Portrait de Suzanne Lenglen
Notice
Un spectacle consacré à la première championne de tennis Suzanne Lenglen Suzanne Lenglen la diva du tennis est donné au Carré Sylvia Montfort, mis en scène par Rachel Salik. Sur des images du spectacle et d'archives de l'époque, est évoquée la vie et la carrière de la tenniswoman picarde. A Wimbledon en 1919, elle bat Dorothy Lambert Chambers et devient championne du monde. Elle devient une star adulée, elle lance la mode sur les cours, habillée par Jean Patou, elle est la première à ne pas porter de corset. Dans ces Années folles, elle côtoie les plus grands artistes.
Éclairage
Suzanne Lenglen demeure l'une des figures les plus emblématiques du sport féminin français. Née en 1899 à Compiègne dans une famille de la haute société, elle se familiarise très tôt avec la pratique du tennis. Son aisance technique combinée à des qualités physiques peu communes vont lui permettre de mener une carrière exceptionnelle, dont l'apogée se situe dans les années 1920. Elle remporte à plusieurs reprises, en simple et en double, les Championnats du monde sur terre battue, les Internationaux de France, le tournoi de Wimbledon et conquiert par ailleurs l'or olympique à deux reprises. Elle surprend notamment ses adversaires par sa mobilité, ses fréquentes avancées au filet et son jeu de volée.

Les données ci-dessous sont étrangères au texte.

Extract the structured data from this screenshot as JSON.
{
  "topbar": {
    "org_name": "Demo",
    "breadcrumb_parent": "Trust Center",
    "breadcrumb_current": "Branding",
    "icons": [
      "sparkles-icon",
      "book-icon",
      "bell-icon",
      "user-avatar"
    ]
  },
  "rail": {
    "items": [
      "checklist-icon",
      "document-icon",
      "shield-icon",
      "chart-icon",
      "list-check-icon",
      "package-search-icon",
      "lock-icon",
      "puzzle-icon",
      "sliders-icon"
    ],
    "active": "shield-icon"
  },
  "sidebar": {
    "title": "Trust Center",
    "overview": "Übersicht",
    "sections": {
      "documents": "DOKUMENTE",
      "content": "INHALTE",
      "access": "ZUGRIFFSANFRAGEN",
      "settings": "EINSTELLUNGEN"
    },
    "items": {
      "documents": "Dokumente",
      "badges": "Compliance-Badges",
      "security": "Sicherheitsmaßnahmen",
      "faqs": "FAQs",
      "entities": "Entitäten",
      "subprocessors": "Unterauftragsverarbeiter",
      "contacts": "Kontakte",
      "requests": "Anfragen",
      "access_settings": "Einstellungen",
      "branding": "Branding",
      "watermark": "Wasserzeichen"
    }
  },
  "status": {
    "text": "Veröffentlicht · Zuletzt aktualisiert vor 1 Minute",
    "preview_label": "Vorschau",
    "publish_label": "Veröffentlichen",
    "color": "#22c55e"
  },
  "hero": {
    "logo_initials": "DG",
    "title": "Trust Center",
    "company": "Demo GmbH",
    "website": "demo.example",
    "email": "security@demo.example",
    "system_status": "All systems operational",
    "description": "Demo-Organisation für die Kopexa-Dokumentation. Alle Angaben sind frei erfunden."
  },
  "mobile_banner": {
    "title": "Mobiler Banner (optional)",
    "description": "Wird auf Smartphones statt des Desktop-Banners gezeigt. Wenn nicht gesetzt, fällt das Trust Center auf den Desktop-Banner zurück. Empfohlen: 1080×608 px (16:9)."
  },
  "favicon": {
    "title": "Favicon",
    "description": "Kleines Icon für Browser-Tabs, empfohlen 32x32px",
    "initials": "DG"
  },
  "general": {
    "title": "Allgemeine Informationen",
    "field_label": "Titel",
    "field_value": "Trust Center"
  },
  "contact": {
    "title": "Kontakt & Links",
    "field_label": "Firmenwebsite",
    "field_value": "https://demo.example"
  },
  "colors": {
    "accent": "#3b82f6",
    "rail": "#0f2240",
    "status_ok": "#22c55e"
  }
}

Accumulant les victoires dans les tournois les plus prestigieux, Suzanne Lenglen incarne aussi une certaine vision de la femme des années folles, qui refuse d'avoir un rôle secondaire dans la société française. Ce mouvement de revendications, initié dans les milieux culturels, a en effet une résonance particulière dans la sphère du tennis. D'une part, à l'instar d'autres activités élitistes comme le ski ou le patinage, pratiquants et pratiquantes se côtoient et s'exercent parfois ensemble. Dès lors, si l'univers tennistique n'échappe pas à la division sexuelle des rôles, il autorise le partage de goûts communs, comme le raffinement des gestes et l'élégance des tenues. D'autre part, les clubs de tennis sont des hauts lieux de la sociabilité mondaine: on y vient autant pour pratiquer que pour se montrer, converser et entretenir son réseau de relations. Les femmes prennent entièrement part à ces activités extra-sportives. Suzanne Lenglen côtoie ainsi la haute société au cours des nombreux diners et réceptions auxquels elle prend part.
En même temps, la joueuse compiégnoise, par ses extravagances, rompt avec les conceptions traditionnelles du corps féminin. En arborant des tenues audacieuses (bras et jambes dénudés, décolleté) dessinées par le couturier Jean Patou et en consommant de l'alcool, elle s'affranchit des "vieux tabous de la société guindée et corsetée" (selon l'expression de Jean-Jacques Becker et Serge Berstein). En se débarrassant de son corset, elle passe outre les préoccupations eugénistes qui hantent les décideurs politiques de l'entre-deux-guerres (préserver la femme de toute malformation afin qu'elle puisse procréer dans les meilleures conditions). Enfin, en ayant une activité physique soutenue, elle va à l'encontre des discours moralisateurs arguant de la nécessité de "protéger" les femmes des dangers physiques (la surmusculation qui nuirait à la reproduction) et moraux (la course à la performance qui serait nuisible) du sport .
Ainsi, par son attitude, Suzanne Lenglen va remettre en cause, tout au long de sa carrière, la posture traditionnelle de la femme d'apparat (caractérisée par la soumission et l'immobilité). Elle va servir de modèle à de nombreuses joueuses de tennis, aussi bien étrangères que françaises.